Foreign Ministry official Gideon Meir accused Hezbollah of "using their own civilian population as human shields."

Israel said residents of Qana had been warned to leave. On Thursday, the Israeli military's Al-Mashriq radio that broadcasts into southern Lebanon warned residents their villages would be "totally destroyed" if missiles were fired from them. Leaflets with similar messages were dropped in some areas Saturday.

But Shalhoub and others in the village said residents were too terrified to take the road out of the village.

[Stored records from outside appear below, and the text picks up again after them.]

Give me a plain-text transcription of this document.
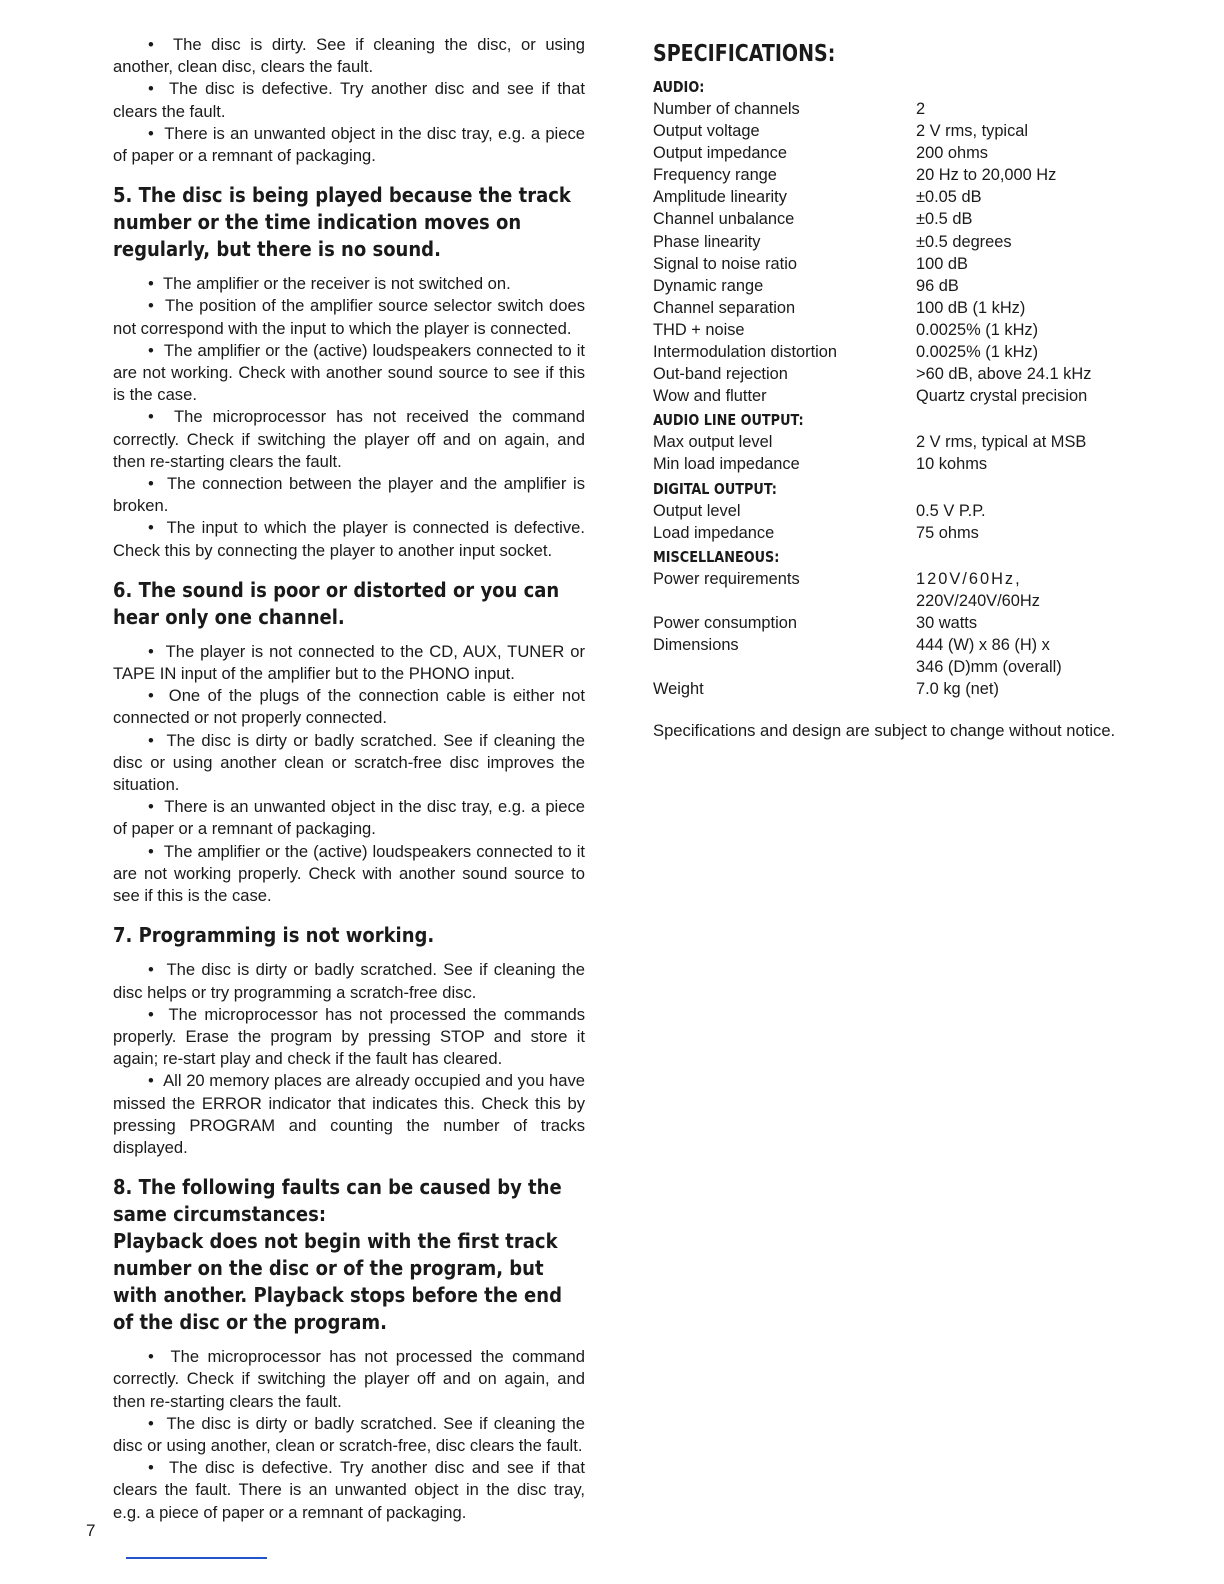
•  The disc is dirty. See if cleaning the disc, or using another, clean disc, clears the fault.

•  The disc is defective. Try another disc and see if that clears the fault.

•  There is an unwanted object in the disc tray, e.g. a piece of paper or a remnant of packaging.

5. The disc is being played because the track number or the time indication moves on regularly, but there is no sound.

•  The amplifier or the receiver is not switched on.

•  The position of the amplifier source selector switch does not correspond with the input to which the player is connected.

•  The amplifier or the (active) loudspeakers connected to it are not working. Check with another sound source to see if this is the case.

•  The microprocessor has not received the command correctly. Check if switching the player off and on again, and then re-starting clears the fault.

•  The connection between the player and the amplifier is broken.

•  The input to which the player is connected is defective. Check this by connecting the player to another input socket.

6. The sound is poor or distorted or you can hear only one channel.

•  The player is not connected to the CD, AUX, TUNER or TAPE IN input of the amplifier but to the PHONO input.

•  One of the plugs of the connection cable is either not connected or not properly connected.

•  The disc is dirty or badly scratched. See if cleaning the disc or using another clean or scratch-free disc improves the situation.

•  There is an unwanted object in the disc tray, e.g. a piece of paper or a remnant of packaging.

•  The amplifier or the (active) loudspeakers connected to it are not working properly. Check with another sound source to see if this is the case.

7. Programming is not working.

•  The disc is dirty or badly scratched. See if cleaning the disc helps or try programming a scratch-free disc.

•  The microprocessor has not processed the commands properly. Erase the program by pressing STOP and store it again; re-start play and check if the fault has cleared.

•  All 20 memory places are already occupied and you have missed the ERROR indicator that indicates this. Check this by pressing PROGRAM and counting the number of tracks displayed.

8. The following faults can be caused by the same circumstances:
Playback does not begin with the first track number on the disc or of the program, but with another. Playback stops before the end of the disc or the program.

•  The microprocessor has not processed the command correctly. Check if switching the player off and on again, and then re-starting clears the fault.

•  The disc is dirty or badly scratched. See if cleaning the disc or using another, clean or scratch-free, disc clears the fault.

•  The disc is defective. Try another disc and see if that clears the fault. There is an unwanted object in the disc tray, e.g. a piece of paper or a remnant of packaging.

7
SPECIFICATIONS:
AUDIO:
Number of channels	2
Output voltage	2 V rms, typical
Output impedance	200 ohms
Frequency range	20 Hz to 20,000 Hz
Amplitude linearity	±0.05 dB
Channel unbalance	±0.5 dB
Phase linearity	±0.5 degrees
Signal to noise ratio	100 dB
Dynamic range	96 dB
Channel separation	100 dB (1 kHz)
THD + noise	0.0025% (1 kHz)
Intermodulation distortion	0.0025% (1 kHz)
Out-band rejection	>60 dB, above 24.1 kHz
Wow and flutter	Quartz crystal precision
AUDIO LINE OUTPUT:
Max output level	2 V rms, typical at MSB
Min load impedance	10 kohms
DIGITAL OUTPUT:
Output level	0.5 V P.P.
Load impedance	75 ohms
MISCELLANEOUS:
Power requirements	120V/60Hz,
220V/240V/60Hz
Power consumption	30 watts
Dimensions	444 (W) x 86 (H) x
346 (D)mm (overall)
Weight	7.0 kg (net)

Specifications and design are subject to change without notice.
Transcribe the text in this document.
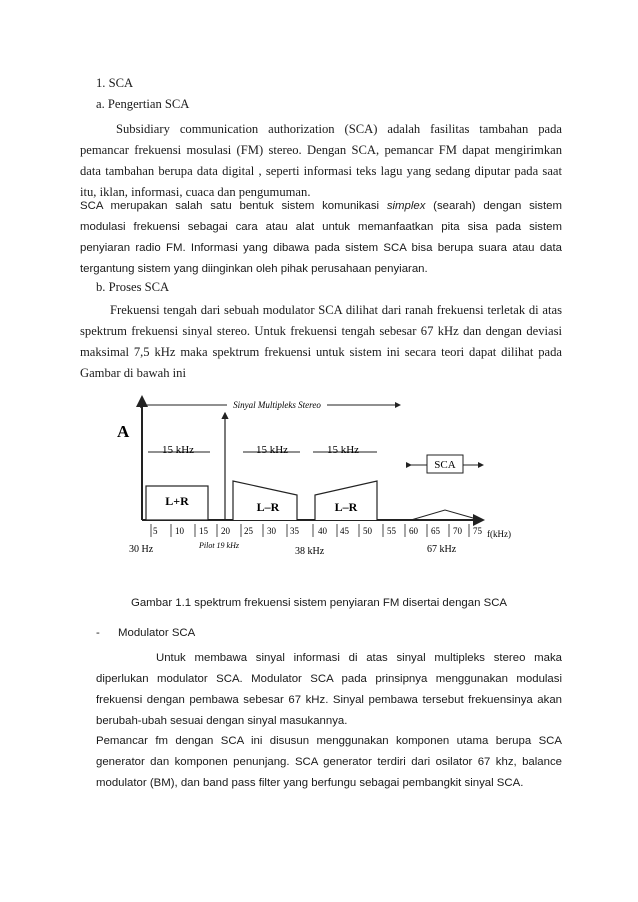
1. SCA
a. Pengertian SCA
Subsidiary communication authorization (SCA) adalah fasilitas tambahan pada pemancar frekuensi mosulasi (FM) stereo. Dengan SCA, pemancar FM dapat mengirimkan data tambahan berupa data digital , seperti informasi teks lagu yang sedang diputar pada saat itu, iklan, informasi, cuaca dan pengumuman.
SCA merupakan salah satu bentuk sistem komunikasi simplex (searah) dengan sistem modulasi frekuensi sebagai cara atau alat untuk memanfaatkan pita sisa pada sistem penyiaran radio FM. Informasi yang dibawa pada sistem SCA bisa berupa suara atau data tergantung sistem yang diinginkan oleh pihak perusahaan penyiaran.
b. Proses SCA
Frekuensi tengah dari sebuah modulator SCA dilihat dari ranah frekuensi terletak di atas spektrum frekuensi sinyal stereo. Untuk frekuensi tengah sebesar 67 kHz dan dengan deviasi maksimal 7,5 kHz maka spektrum frekuensi untuk sistem ini secara teori dapat dilihat pada Gambar di bawah ini
A
f(kHz)
Sinyal Multipleks Stereo
15 kHz	15 kHz	15 kHz
SCA
L+R	L–R	L–R
5 10 15 20 25 30 35 40 45 50 55 60 65 70 75
30 Hz	Pilot 19 kHz
38 kHz	67 kHz
Gambar 1.1 spektrum frekuensi sistem penyiaran FM disertai dengan SCA
- Modulator SCA
Untuk membawa sinyal informasi di atas sinyal multipleks stereo maka diperlukan modulator SCA. Modulator SCA pada prinsipnya menggunakan modulasi frekuensi dengan pembawa sebesar 67 kHz. Sinyal pembawa tersebut frekuensinya akan berubah-ubah sesuai dengan sinyal masukannya.
Pemancar fm dengan SCA ini disusun menggunakan komponen utama berupa SCA generator dan komponen penunjang. SCA generator terdiri dari osilator 67 khz, balance modulator (BM), dan band pass filter yang berfungu sebagai pembangkit sinyal SCA.
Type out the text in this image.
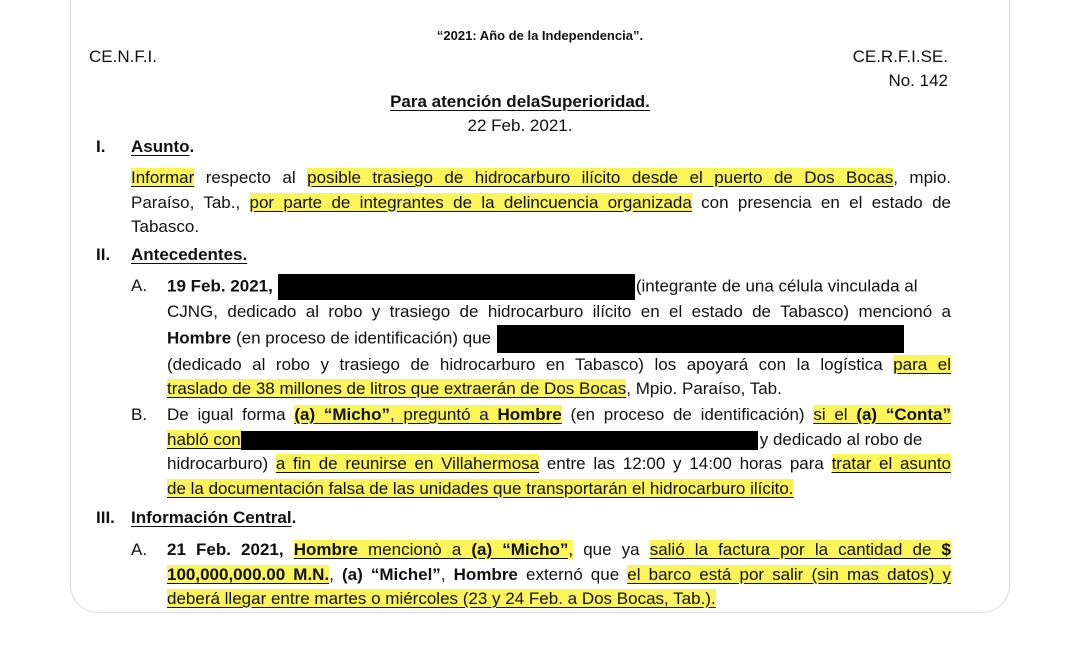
“2021: Año de la Independencia”.
CE.N.F.I.	CE.R.F.I.SE.
No. 142
Para atención delaSuperioridad.
22 Feb. 2021.
I. Asunto.
Informar respecto al posible trasiego de hidrocarburo ilícito desde el puerto de Dos Bocas, mpio.
Paraíso, Tab., por parte de integrantes de la delincuencia organizada con presencia en el estado de
Tabasco.
II. Antecedentes.
A. 19 Feb. 2021,	(integrante de una célula vinculada al
CJNG, dedicado al robo y trasiego de hidrocarburo ilícito en el estado de Tabasco) mencionó a
Hombre (en proceso de identificación) que
(dedicado al robo y trasiego de hidrocarburo en Tabasco) los apoyará con la logística para el
traslado de 38 millones de litros que extraerán de Dos Bocas, Mpio. Paraíso, Tab.
B. De igual forma (a) “Micho”, preguntó a Hombre (en proceso de identificación) si el (a) “Conta”
habló con	y dedicado al robo de
hidrocarburo) a fin de reunirse en Villahermosa entre las 12:00 y 14:00 horas para tratar el asunto
de la documentación falsa de las unidades que transportarán el hidrocarburo ilícito.
III. Información Central.
A. 21 Feb. 2021, Hombre mencionò a (a) “Micho”, que ya salió la factura por la cantidad de $
100,000,000.00 M.N., (a) “Michel”, Hombre externó que el barco está por salir (sin mas datos) y
deberá llegar entre martes o miércoles (23 y 24 Feb. a Dos Bocas, Tab.).
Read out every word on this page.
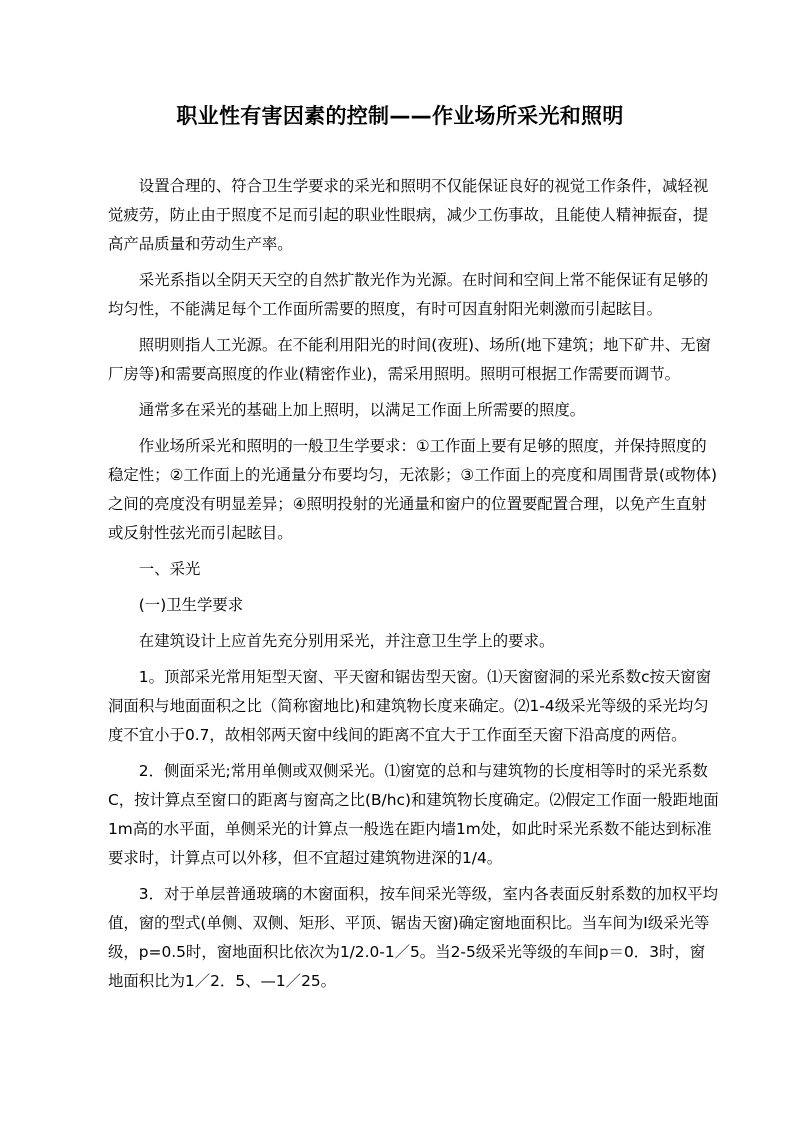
职业性有害因素的控制——作业场所采光和照明

设置合理的、符合卫生学要求的采光和照明不仅能保证良好的视觉工作条件，减轻视觉疲劳，防止由于照度不足而引起的职业性眼病，减少工伤事故，且能使人精神振奋，提高产品质量和劳动生产率。

采光系指以全阴天天空的自然扩散光作为光源。在时间和空间上常不能保证有足够的均匀性，不能满足每个工作面所需要的照度，有时可因直射阳光刺激而引起眩目。

照明则指人工光源。在不能利用阳光的时间(夜班)、场所(地下建筑；地下矿井、无窗厂房等)和需要高照度的作业(精密作业)，需采用照明。照明可根据工作需要而调节。

通常多在采光的基础上加上照明，以满足工作面上所需要的照度。

作业场所采光和照明的一般卫生学要求：①工作面上要有足够的照度，并保持照度的稳定性；②工作面上的光通量分布要均匀，无浓影；③工作面上的亮度和周围背景(或物体)之间的亮度没有明显差异；④照明投射的光通量和窗户的位置要配置合理，以免产生直射或反射性弦光而引起眩目。

一、采光

(一)卫生学要求

在建筑设计上应首先充分别用采光，并注意卫生学上的要求。

1。顶部采光常用矩型天窗、平天窗和锯齿型天窗。⑴天窗窗洞的采光系数c按天窗窗洞面积与地面面积之比（简称窗地比)和建筑物长度来确定。⑵1-4级采光等级的采光均匀度不宜小于0.7，故相邻两天窗中线间的距离不宜大于工作面至天窗下沿高度的两倍。

2．侧面采光;常用单侧或双侧采光。⑴窗宽的总和与建筑物的长度相等时的采光系数C，按计算点至窗口的距离与窗高之比(B/hc)和建筑物长度确定。⑵假定工作面一般距地面1m高的水平面，单侧采光的计算点一般选在距内墙1m处，如此时采光系数不能达到标准要求时，计算点可以外移，但不宜超过建筑物进深的1/4。

3．对于单层普通玻璃的木窗面积，按车间采光等级，室内各表面反射系数的加权平均值，窗的型式(单侧、双侧、矩形、平顶、锯齿天窗)确定窗地面积比。当车间为Ⅰ级采光等级，p=0.5时，窗地面积比依次为1/2.0-1／5。当2-5级采光等级的车间p＝0．3时，窗地面积比为1／2．5、—1／25。
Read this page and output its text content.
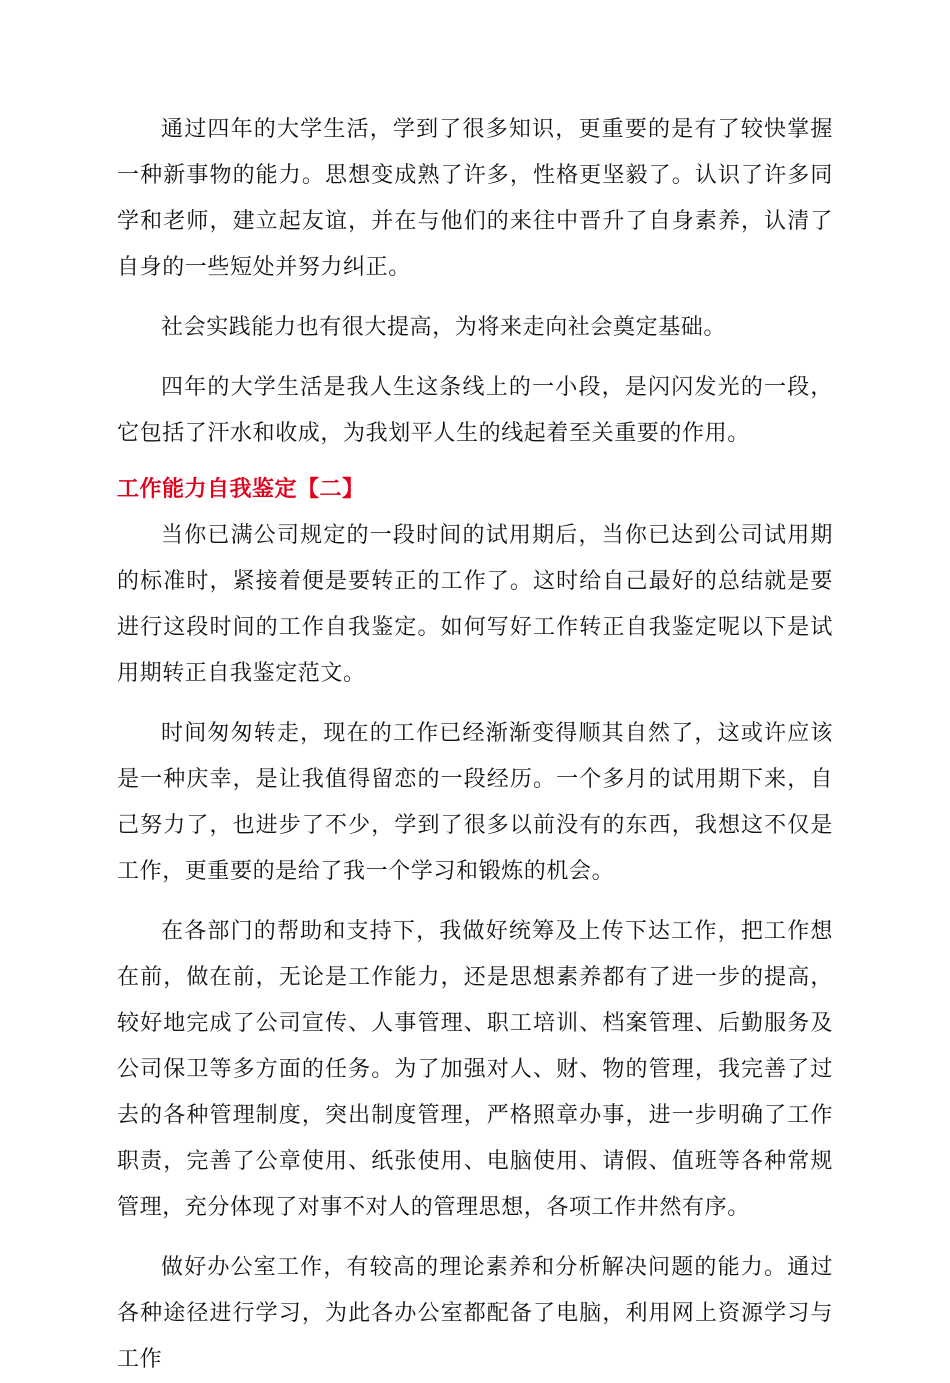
通过四年的大学生活，学到了很多知识，更重要的是有了较快掌握一种新事物的能力。思想变成熟了许多，性格更坚毅了。认识了许多同学和老师，建立起友谊，并在与他们的来往中晋升了自身素养，认清了自身的一些短处并努力纠正。

社会实践能力也有很大提高，为将来走向社会奠定基础。

四年的大学生活是我人生这条线上的一小段，是闪闪发光的一段，它包括了汗水和收成，为我划平人生的线起着至关重要的作用。

工作能力自我鉴定【二】

当你已满公司规定的一段时间的试用期后，当你已达到公司试用期的标准时，紧接着便是要转正的工作了。这时给自己最好的总结就是要进行这段时间的工作自我鉴定。如何写好工作转正自我鉴定呢以下是试用期转正自我鉴定范文。

时间匆匆转走，现在的工作已经渐渐变得顺其自然了，这或许应该是一种庆幸，是让我值得留恋的一段经历。一个多月的试用期下来，自己努力了，也进步了不少，学到了很多以前没有的东西，我想这不仅是工作，更重要的是给了我一个学习和锻炼的机会。

在各部门的帮助和支持下，我做好统筹及上传下达工作，把工作想在前，做在前，无论是工作能力，还是思想素养都有了进一步的提高，较好地完成了公司宣传、人事管理、职工培训、档案管理、后勤服务及公司保卫等多方面的任务。为了加强对人、财、物的管理，我完善了过去的各种管理制度，突出制度管理，严格照章办事，进一步明确了工作职责，完善了公章使用、纸张使用、电脑使用、请假、值班等各种常规管理，充分体现了对事不对人的管理思想，各项工作井然有序。

做好办公室工作，有较高的理论素养和分析解决问题的能力。通过各种途径进行学习，为此各办公室都配备了电脑，利用网上资源学习与工作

The road to the nearest main city, Tyre, is lined with charred wreckage and smashed buildings from repeated Israeli bombings.

More than 750,000 Lebanese have fled their homes in the fighting. But many thousands more are still believed holed up in the south, taking refuge in schools, hospitals or basements of apartment buildings amid the fighting — many of them too afraid to flee.

Lebanese Defense Minister Elias Murr disputed allegations that Hezbollah was firing missiles from Qana.

"What do you expect Israel to say? Will it say that it killed 40 children and women?" he told Qatar-based al-Jazeera TV station.

Before dawn Sunday, Israeli ground forces backed by heavy artillery fire crossed the border and clashed with Hezbollah guerrillas in the Taibeh Project area, about two miles inside Lebanon. Hezbollah said two of its fighters were killed. The Israeli military said eight soldiers were wounded.

Some 460 Lebanese, mostly civilians, had been killed in the campaign through Saturday, according to the Health Ministry — before the attacks on Qana. Thirty-three Israeli soldiers have died, and Hezbollah rocket attacks on northern Israel have killed 18 civilians, Israeli authorities said.